In the eighth essay, M. De Caro first traces the evolution of Davidson's thinking on semantic externalism, culminating in his conception of triangulation as a necessary condition of thought which, he emphasizes, constitutes an original synthesis of causal and social externalisms, and also a development of themes that have long been implicit in Davidson's earlier works. He goes on to explain how this mature form of externalism eventually forced Davidson to move from the view that mental states supervene on internal physical states of the agent to the view that they supervene on physical states that may be partly external. In a very short concluding section, he insists that this new construal of psychophysical supervenience caused 'big problems' for other aspects of Davidson's philosophy, such as first-person authority, the possibility of radical interpretation, and the claim that mental states are token-identical to physical states, and suggests that if these problems prove to be intractable, then we should rather drop these other Davidsonian theses than renounce externalism. He doesn't, however, try to make a case that any of these problems is actually unsolvable, though this seems to be what he thinks. On the whole, this is a faithful presentation of Davidson's sometimes ambivalent views on supervenience and externalism.
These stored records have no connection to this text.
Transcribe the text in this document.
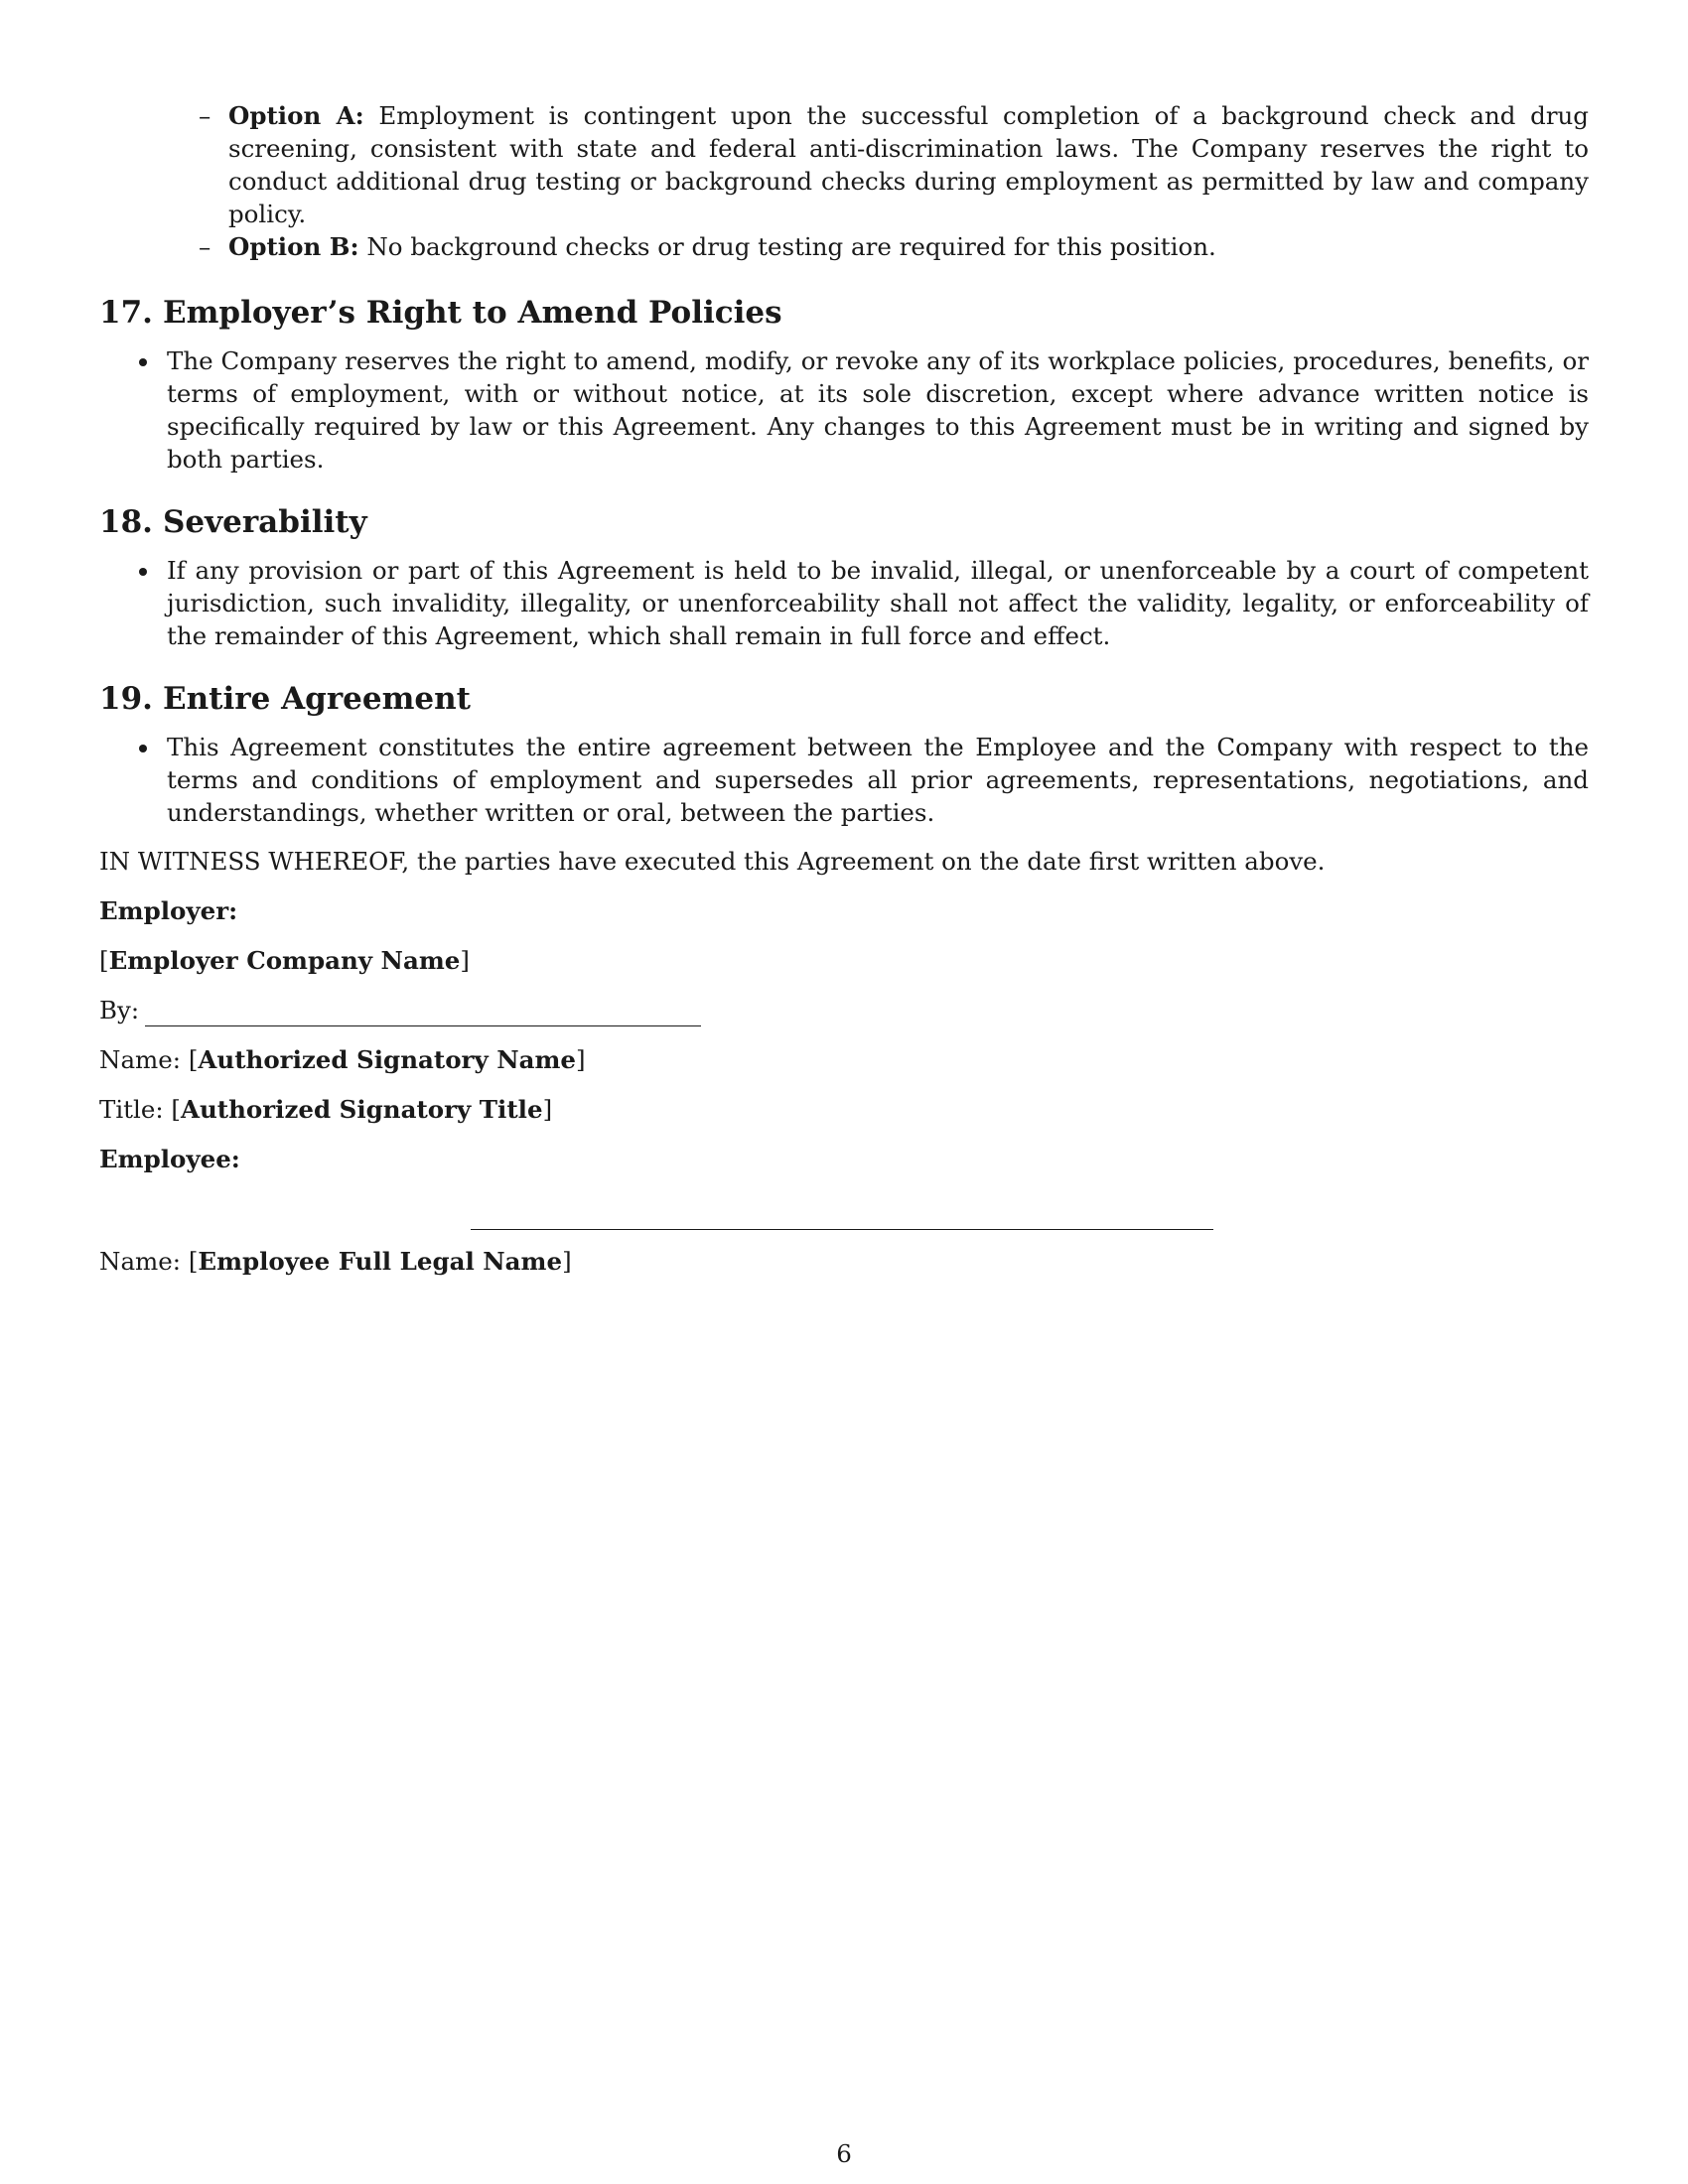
– Option A: Employment is contingent upon the successful completion of a background check and drug screening, consistent with state and federal anti-discrimination laws. The Company reserves the right to conduct additional drug testing or background checks during employment as permitted by law and company policy.
– Option B: No background checks or drug testing are required for this position.
17. Employer’s Right to Amend Policies
The Company reserves the right to amend, modify, or revoke any of its workplace policies, procedures, benefits, or terms of employment, with or without notice, at its sole discretion, except where advance written notice is specifically required by law or this Agreement. Any changes to this Agreement must be in writing and signed by both parties.
18. Severability
If any provision or part of this Agreement is held to be invalid, illegal, or unenforceable by a court of competent jurisdiction, such invalidity, illegality, or unenforceability shall not affect the validity, legality, or enforceability of the remainder of this Agreement, which shall remain in full force and effect.
19. Entire Agreement
This Agreement constitutes the entire agreement between the Employee and the Company with respect to the terms and conditions of employment and supersedes all prior agreements, representations, negotiations, and understandings, whether written or oral, between the parties.
IN WITNESS WHEREOF, the parties have executed this Agreement on the date first written above.
Employer:
[Employer Company Name]
By:
Name: [Authorized Signatory Name]
Title: [Authorized Signatory Title]
Employee:
Name: [Employee Full Legal Name]
6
In the last essay, which also is one of the finest and most carefully argued of the collection, M. C. Amoretti defends Davidson's views on externalism and self-knowledge against the charge first leveled by McKinsey (1991) that the combination of externalism and privileged self-knowledge unacceptably implies that we can have a priori knowledge of external facts (thus addressing, in part, one of the worries expressed by De Caro). She argues that, even granting that Davidson's brand of "triangular externalism" can be known a priori, it is of such a weak variety that the most that could be inferred from it is that if someone knows a priori that she has some belief, then she knows a priori that there is at least 'one other creature sufficiently similar to triangulate with her on the background of a mutual external world which is more or less as she thinks it is' (p. 216). She then insists that this is not as obviously unacceptable as if we could infer that we can have a priori knowledge of some particular external facts, such as the fact that there is H2O (as opposed to XYZ) in our environment. Though this paper does nothing to upset our understanding of the issues in this area, it is basically sound and convincing as far as it goes.
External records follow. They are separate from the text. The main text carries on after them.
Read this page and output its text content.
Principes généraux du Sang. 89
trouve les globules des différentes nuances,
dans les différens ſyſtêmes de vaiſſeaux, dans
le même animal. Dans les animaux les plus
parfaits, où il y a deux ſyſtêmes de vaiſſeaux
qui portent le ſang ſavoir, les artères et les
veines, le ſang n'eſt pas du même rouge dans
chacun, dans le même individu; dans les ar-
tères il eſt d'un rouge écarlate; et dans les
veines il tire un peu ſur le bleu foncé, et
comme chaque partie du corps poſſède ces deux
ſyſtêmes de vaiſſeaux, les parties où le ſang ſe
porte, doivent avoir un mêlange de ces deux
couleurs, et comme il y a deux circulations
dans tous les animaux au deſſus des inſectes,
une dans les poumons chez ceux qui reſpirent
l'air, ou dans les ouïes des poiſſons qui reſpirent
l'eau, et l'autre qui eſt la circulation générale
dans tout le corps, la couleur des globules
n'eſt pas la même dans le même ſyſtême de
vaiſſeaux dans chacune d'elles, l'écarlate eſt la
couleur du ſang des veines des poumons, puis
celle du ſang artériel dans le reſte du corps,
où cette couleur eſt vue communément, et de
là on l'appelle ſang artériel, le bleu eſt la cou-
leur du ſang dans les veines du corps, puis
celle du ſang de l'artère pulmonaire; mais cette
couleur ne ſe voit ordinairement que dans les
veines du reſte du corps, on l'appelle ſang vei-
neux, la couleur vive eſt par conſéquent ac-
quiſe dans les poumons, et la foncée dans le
On the whole, then, this book contains much valuable material, and constitutes a potentially useful addition to the secondary literature on Davidson, though it could hardly be described as 'compulsory reading', except, perhaps, for the most committed Davidsonian scholars.

References

Cappelen, Herman and Ernest Lepore (2005) Insensitive Semantics, Oxford, Blackwell.

McKinsey, Michael (1991) 'Anti-Individualism and Priviledged Access', Analysis 51, 9-16.

Récanati, François (2004) Literal Meaning, Cambridge, Cambridge U. Press.

Schroeder, Timothy (2003) 'Davidson's Theory of the Mind is Non Normative', Philosopher's Imprint 3, www.philosophersimprint.org.